Como crítico literario y poeta, Elías Nandino plantea ciertas preocupaciones sobre el quehacer estético. En los textos aquí recopilados en la sección «Manifiestos» se puede notar el interés del autor por establecer parámetros para la escritura. Estos textos sirven también al crítico literario para reflexionar sobre su trabajo de análisis textual. Por momentos, pareciera que Nandino está en contra de la función del crítico: «Si no puedes definir la poesía, confórmate con crearla. Su misma sentencia la define. Los poetas construyen la poesía. Los cíticos la destruyen», no obstante, el autor mismo ejerció el oficio de crítico bajo las exigencias propias de la crítica literaria.

Nandino y los jóvenes escritores

Después de la época posrevolucionaria, México contó con importantes revistas literarias que abrieron el camino para las nacientes generaciones de escritores. Entre estas revistas podemos contar a El Maestro, Prisma, Contemporáneos, La Falange, Taller, Ulises, Examen, entre muchas otras. La cerrazón de los dirigentes literarios de algunas publicaciones, así como el afán por impulsar la moda surrealista en la poesía mexicana de los años treinta, cuarenta y cincuenta, hicieron posible el nacimiento de Estaciones. Revista Literaria de México, publicación de Elías Nandino y Alfredo Hurtado, que tuvo vida de 1956 a 1960. Los veinte números fueron patrocinados casi en su totalidad por el propio Elías Nandino con sus honorarios de médico y algunas suscripciones.

Estaciones nace a partir de una conversación entre Elías Nandino y Alfredo Hurtado mientras desayunaban en el Sanborn’s de los azulejos, a finales de 1955. Según cuenta Nandino en su autobiografía, en la época, «había desorientación por la terquedad de persistir en un surrealismo trasnochado ya asimilado en nuestras creaciones literarias.

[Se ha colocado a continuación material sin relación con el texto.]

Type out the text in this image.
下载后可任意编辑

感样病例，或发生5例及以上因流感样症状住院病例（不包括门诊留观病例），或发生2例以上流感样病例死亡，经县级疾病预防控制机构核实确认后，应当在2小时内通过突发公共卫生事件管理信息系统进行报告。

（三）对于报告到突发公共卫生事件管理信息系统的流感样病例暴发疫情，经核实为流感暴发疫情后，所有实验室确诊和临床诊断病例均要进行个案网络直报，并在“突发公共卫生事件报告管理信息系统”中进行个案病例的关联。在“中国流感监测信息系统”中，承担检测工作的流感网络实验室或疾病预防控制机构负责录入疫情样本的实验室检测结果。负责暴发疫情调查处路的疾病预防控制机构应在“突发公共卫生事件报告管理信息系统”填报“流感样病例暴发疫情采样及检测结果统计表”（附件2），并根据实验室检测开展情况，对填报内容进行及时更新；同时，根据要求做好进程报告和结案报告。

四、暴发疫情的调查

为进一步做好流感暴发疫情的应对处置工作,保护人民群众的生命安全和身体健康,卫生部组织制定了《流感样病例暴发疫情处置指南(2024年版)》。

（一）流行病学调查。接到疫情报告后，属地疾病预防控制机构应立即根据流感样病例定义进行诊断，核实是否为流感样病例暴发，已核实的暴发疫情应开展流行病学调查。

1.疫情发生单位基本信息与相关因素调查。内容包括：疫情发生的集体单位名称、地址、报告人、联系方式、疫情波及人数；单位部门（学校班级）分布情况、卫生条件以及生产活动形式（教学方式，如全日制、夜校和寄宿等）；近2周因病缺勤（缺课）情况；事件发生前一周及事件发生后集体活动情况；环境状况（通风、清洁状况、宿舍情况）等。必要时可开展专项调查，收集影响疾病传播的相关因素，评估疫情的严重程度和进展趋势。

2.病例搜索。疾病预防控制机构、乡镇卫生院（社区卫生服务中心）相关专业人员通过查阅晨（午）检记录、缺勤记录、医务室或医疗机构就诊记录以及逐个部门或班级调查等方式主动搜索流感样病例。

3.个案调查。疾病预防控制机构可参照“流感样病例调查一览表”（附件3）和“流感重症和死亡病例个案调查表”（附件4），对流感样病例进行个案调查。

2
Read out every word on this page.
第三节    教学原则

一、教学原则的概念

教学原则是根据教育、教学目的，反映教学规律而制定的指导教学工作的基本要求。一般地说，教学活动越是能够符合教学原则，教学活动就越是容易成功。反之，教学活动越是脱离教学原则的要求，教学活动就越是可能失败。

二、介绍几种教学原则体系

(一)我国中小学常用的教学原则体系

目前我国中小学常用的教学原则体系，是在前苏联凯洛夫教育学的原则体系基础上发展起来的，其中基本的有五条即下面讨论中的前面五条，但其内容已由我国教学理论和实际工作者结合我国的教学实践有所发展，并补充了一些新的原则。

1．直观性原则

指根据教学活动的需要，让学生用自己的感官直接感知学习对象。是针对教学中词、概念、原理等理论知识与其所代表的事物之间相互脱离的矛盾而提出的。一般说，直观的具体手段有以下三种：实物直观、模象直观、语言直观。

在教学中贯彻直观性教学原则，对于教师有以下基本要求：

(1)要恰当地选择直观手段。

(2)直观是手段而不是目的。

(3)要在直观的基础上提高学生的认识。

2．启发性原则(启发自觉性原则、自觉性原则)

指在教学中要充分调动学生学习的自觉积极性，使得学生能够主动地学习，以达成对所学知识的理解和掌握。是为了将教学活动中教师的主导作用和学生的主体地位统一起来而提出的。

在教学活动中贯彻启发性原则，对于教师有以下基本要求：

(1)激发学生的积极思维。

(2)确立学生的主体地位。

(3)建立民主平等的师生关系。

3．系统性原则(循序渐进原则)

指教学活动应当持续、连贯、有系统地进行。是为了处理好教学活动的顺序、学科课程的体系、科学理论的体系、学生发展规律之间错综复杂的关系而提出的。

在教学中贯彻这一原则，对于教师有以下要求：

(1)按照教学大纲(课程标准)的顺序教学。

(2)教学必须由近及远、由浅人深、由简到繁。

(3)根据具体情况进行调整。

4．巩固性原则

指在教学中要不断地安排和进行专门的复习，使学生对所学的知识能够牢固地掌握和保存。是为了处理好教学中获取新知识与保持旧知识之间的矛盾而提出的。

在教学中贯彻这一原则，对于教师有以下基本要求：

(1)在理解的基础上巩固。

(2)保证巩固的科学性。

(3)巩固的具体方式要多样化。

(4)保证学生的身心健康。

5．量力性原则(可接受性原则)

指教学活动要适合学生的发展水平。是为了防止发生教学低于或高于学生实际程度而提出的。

Sin embargo, la influencia de Octavio Paz, de formación surrealista, insistía en que la juventud practicara ese ejercicio».16 La tendencia a considerar que la literatura mexicana tenía que ser hermética, evasiva y surrealista era el parámetro para juzgar la calidad de una obra literaria, según las afiliaciones estéticas de algunos escritores, de ahí que Nandino en su ensayo «Después del surrealismo… ¿Qué?» arremeta en contra de la imposición de una tendencia estética en la lírica mexicana porque en estricto sentido esto se traduce como una imposición casi obligatoria. Evidentemente, los que no comulgaban con estos postulados y vieron que el surrealismo no tenía que ser una moda, quedaban excluidos de las revistas e incluso de las editoriales. Así pues, con un tiraje de mil 500 ejemplares, pocos suscriptores y patrocinadores, los editores de la revista Estaciones emprendieron una nueva aventura literaria como contrapropuesta a las tendencias extranjerizantes, a los grupos literarios y al ninguneo hacia las plumas jóvenes. El domicilio de Revillagigedo 108, despacho 102, en la Ciudad de México, fue el consultorio médico y la oficina de redacción de Estaciones, publicación que apareció con las estaciones del año y dio acogida e impulso a las nuevas voces literarias del país y el extranjero.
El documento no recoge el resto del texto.